Senin, 25 Februari 2013

Sebuah Pagi di Orchard Road

Matahari masih mengintip malu-malu ketika Aku sudah berdiri di depan sebuah Apartement di Orchard Road.
Aku menyadari terlalu pagi untuk keluar rumah dan menapakan kaki ini jalan yang begitu melegenda sebagai surga belanja di negeri Singa.
Tapi aku punya sebuah kalimat : “Jangan pernah mengaku ke Singapura jika belum menyambangi Orchard Road.”
Sejenak Aku  melirik jam tanganku yg menunjukan , pukul 06.30.
Terlalu dini bagi tempat perbelanjaan modern itu untuk menunjukkan denyut aktivitasnya.
Sebagian besar gedung-gedung masih tutup, namun beberapa orang sudah menjejaki trotoar dengan langkah-langkah tergesa. Mungkin mereka diburu waktu lantaran kerja pagi yang tak mengenal toleransi keterlambatan. Sementara di ujung sana sebagian manusia masih terlihat duduk-duduk santai menyeruput kopi hangat di kursi-kursi sepanjang jalur pedestrian.
Hari ini adalah hari dimana orang-orang beraktifitas, tak lama lagi trotoar akan dipadati para pekerja kantoran , dan yang Menuntut ilmu Tak ubahnya protokol ibukota, pastilah jalan yang tak lebar ini bakal pula disesaki mobil pribadi dan angkutan umum.
Tak usah khawatir karena tak ada three in one layaknya Jakarta.
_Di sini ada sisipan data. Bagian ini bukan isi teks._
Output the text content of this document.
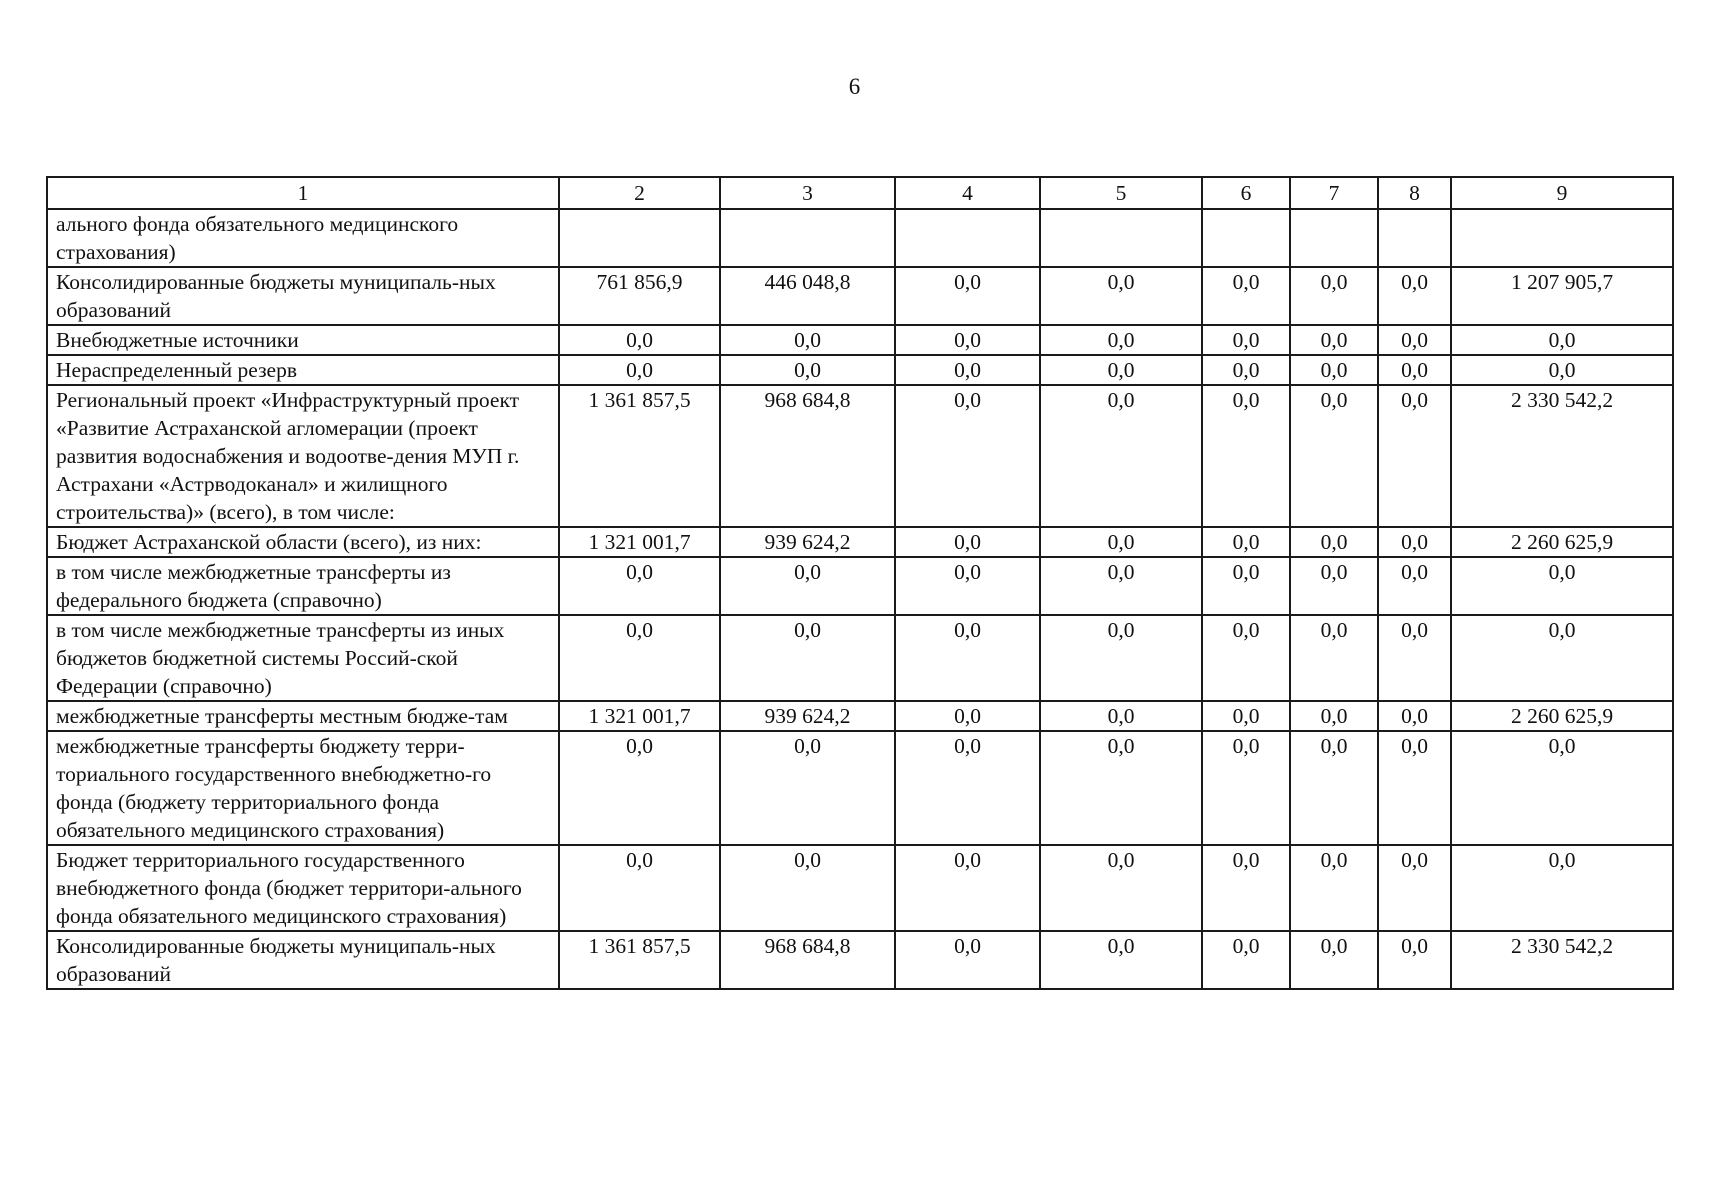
6
1	2	3	4	5	6	7	8	9
ального фонда обязательного медицинского страхования)								
Консолидированные бюджеты муниципаль-ных образований	761 856,9	446 048,8	0,0	0,0	0,0	0,0	0,0	1 207 905,7
Внебюджетные источники	0,0	0,0	0,0	0,0	0,0	0,0	0,0	0,0
Нераспределенный резерв	0,0	0,0	0,0	0,0	0,0	0,0	0,0	0,0
Региональный проект «Инфраструктурный проект «Развитие Астраханской агломерации (проект развития водоснабжения и водоотве-дения МУП г. Астрахани «Астрводоканал» и жилищного строительства)» (всего), в том числе:	1 361 857,5	968 684,8	0,0	0,0	0,0	0,0	0,0	2 330 542,2
Бюджет Астраханской области (всего), из них:	1 321 001,7	939 624,2	0,0	0,0	0,0	0,0	0,0	2 260 625,9
в том числе межбюджетные трансферты из федерального бюджета (справочно)	0,0	0,0	0,0	0,0	0,0	0,0	0,0	0,0
в том числе межбюджетные трансферты из иных бюджетов бюджетной системы Россий-ской Федерации (справочно)	0,0	0,0	0,0	0,0	0,0	0,0	0,0	0,0
межбюджетные трансферты местным бюдже-там	1 321 001,7	939 624,2	0,0	0,0	0,0	0,0	0,0	2 260 625,9
межбюджетные трансферты бюджету терри-ториального государственного внебюджетно-го фонда (бюджету территориального фонда обязательного медицинского страхования)	0,0	0,0	0,0	0,0	0,0	0,0	0,0	0,0
Бюджет территориального государственного внебюджетного фонда (бюджет территори-ального фонда обязательного медицинского страхования)	0,0	0,0	0,0	0,0	0,0	0,0	0,0	0,0
Консолидированные бюджеты муниципаль-ных образований	1 361 857,5	968 684,8	0,0	0,0	0,0	0,0	0,0	2 330 542,2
Juga tak perlu takut dengan polusi kendaraan karena bahan bakar mereka yang sangat rendah polutan.
Aku mencoba mencari satu kursi kosong di depan Lucky Plaza, Di bawah rerindang pohon peneduh,  membuka makanan yang Aku beli di Seven Eleven, dan seperti yang lainnya, kunikmati sarapan ringan. Sesekali kulihat rombongan orang melintas yang saya yakin betul pasti dari Indonesia, tentunya dari bahasa dan logatnya yang khas.
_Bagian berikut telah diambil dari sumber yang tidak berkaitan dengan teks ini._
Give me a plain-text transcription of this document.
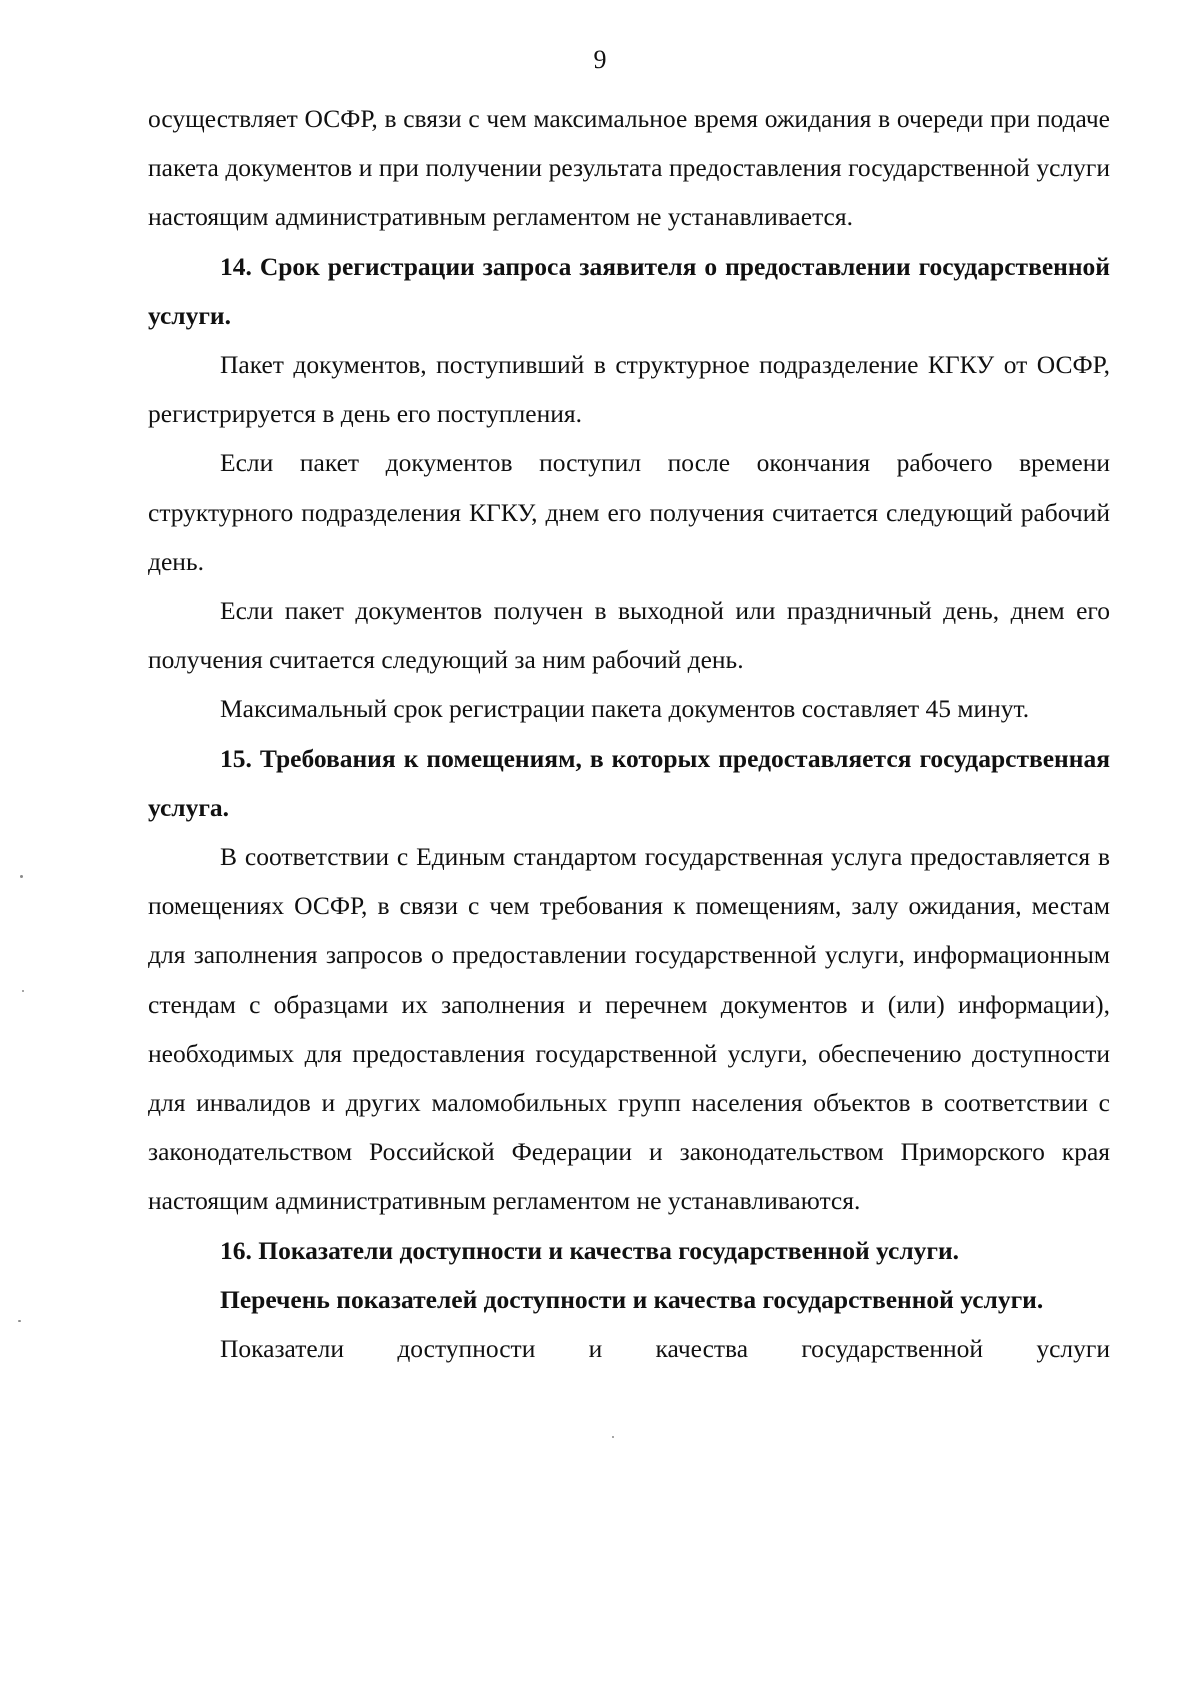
9

осуществляет ОСФР, в связи с чем максимальное время ожидания в очереди при подаче пакета документов и при получении результата предоставления государственной услуги настоящим административным регламентом не устанавливается.

14. Срок регистрации запроса заявителя о предоставлении государственной услуги.

Пакет документов, поступивший в структурное подразделение КГКУ от ОСФР, регистрируется в день его поступления.

Если пакет документов поступил после окончания рабочего времени структурного подразделения КГКУ, днем его получения считается следующий рабочий день.

Если пакет документов получен в выходной или праздничный день, днем его получения считается следующий за ним рабочий день.

Максимальный срок регистрации пакета документов составляет 45 минут.

15. Требования к помещениям, в которых предоставляется государственная услуга.

В соответствии с Единым стандартом государственная услуга предоставляется в помещениях ОСФР, в связи с чем требования к помещениям, залу ожидания, местам для заполнения запросов о предоставлении государственной услуги, информационным стендам с образцами их заполнения и перечнем документов и (или) информации), необходимых для предоставления государственной услуги, обеспечению доступности для инвалидов и других маломобильных групп населения объектов в соответствии с законодательством Российской Федерации и законодательством Приморского края настоящим административным регламентом не устанавливаются.

16. Показатели доступности и качества государственной услуги.

Перечень показателей доступности и качества государственной услуги.

Показатели доступности и качества государственной услуги
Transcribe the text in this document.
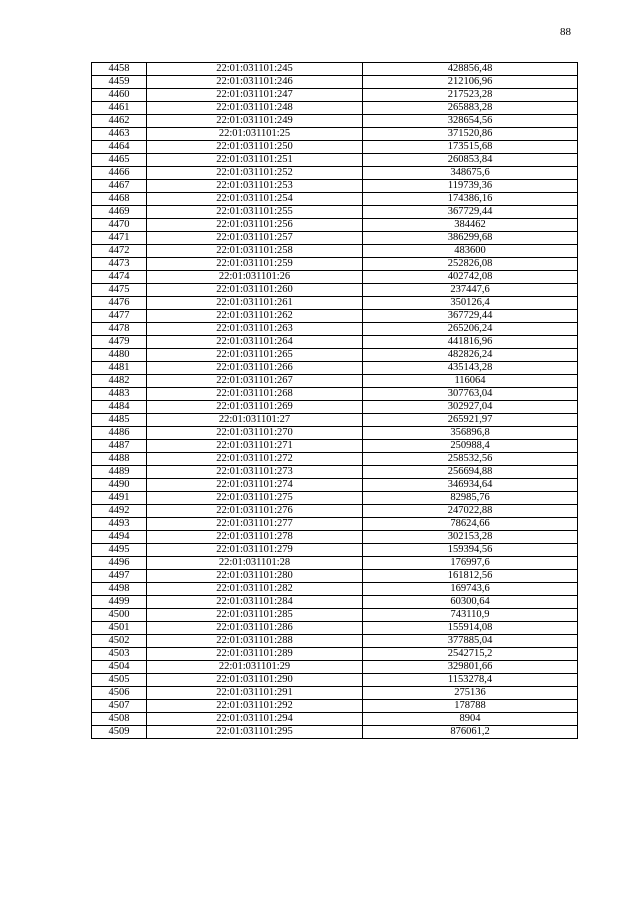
88
4458	22:01:031101:245	428856,48
4459	22:01:031101:246	212106,96
4460	22:01:031101:247	217523,28
4461	22:01:031101:248	265883,28
4462	22:01:031101:249	328654,56
4463	22:01:031101:25	371520,86
4464	22:01:031101:250	173515,68
4465	22:01:031101:251	260853,84
4466	22:01:031101:252	348675,6
4467	22:01:031101:253	119739,36
4468	22:01:031101:254	174386,16
4469	22:01:031101:255	367729,44
4470	22:01:031101:256	384462
4471	22:01:031101:257	386299,68
4472	22:01:031101:258	483600
4473	22:01:031101:259	252826,08
4474	22:01:031101:26	402742,08
4475	22:01:031101:260	237447,6
4476	22:01:031101:261	350126,4
4477	22:01:031101:262	367729,44
4478	22:01:031101:263	265206,24
4479	22:01:031101:264	441816,96
4480	22:01:031101:265	482826,24
4481	22:01:031101:266	435143,28
4482	22:01:031101:267	116064
4483	22:01:031101:268	307763,04
4484	22:01:031101:269	302927,04
4485	22:01:031101:27	265921,97
4486	22:01:031101:270	356896,8
4487	22:01:031101:271	250988,4
4488	22:01:031101:272	258532,56
4489	22:01:031101:273	256694,88
4490	22:01:031101:274	346934,64
4491	22:01:031101:275	82985,76
4492	22:01:031101:276	247022,88
4493	22:01:031101:277	78624,66
4494	22:01:031101:278	302153,28
4495	22:01:031101:279	159394,56
4496	22:01:031101:28	176997,6
4497	22:01:031101:280	161812,56
4498	22:01:031101:282	169743,6
4499	22:01:031101:284	60300,64
4500	22:01:031101:285	743110,9
4501	22:01:031101:286	155914,08
4502	22:01:031101:288	377885,04
4503	22:01:031101:289	2542715,2
4504	22:01:031101:29	329801,66
4505	22:01:031101:290	1153278,4
4506	22:01:031101:291	275136
4507	22:01:031101:292	178788
4508	22:01:031101:294	8904
4509	22:01:031101:295	876061,2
Mereka pastilah golongan menengah atas dari negeri kita yang sedang menikmati liburannya. Mudah-mudahan mereka bukanlah para buronan koruptor Indonesia yang tinggal di sini demi sebuah perlindungan dan menikmati hartanya.
Pagi yang demikian cerah. Saya membayangkan belantara beton di Orchard tak beda dengan seruas jalan di protokol Jakarta seperti Thamrin dan Sudirman. Namun Pemerintah Kota Singapura sanggup menyulapnya dengan menambahkan jalur pejalan kaki yang nyaman, tempat duduk buat bersantai dan melepas lelah, dan dinaungi pohon-pohon rindang serta beberapa taman yang menyejukkan.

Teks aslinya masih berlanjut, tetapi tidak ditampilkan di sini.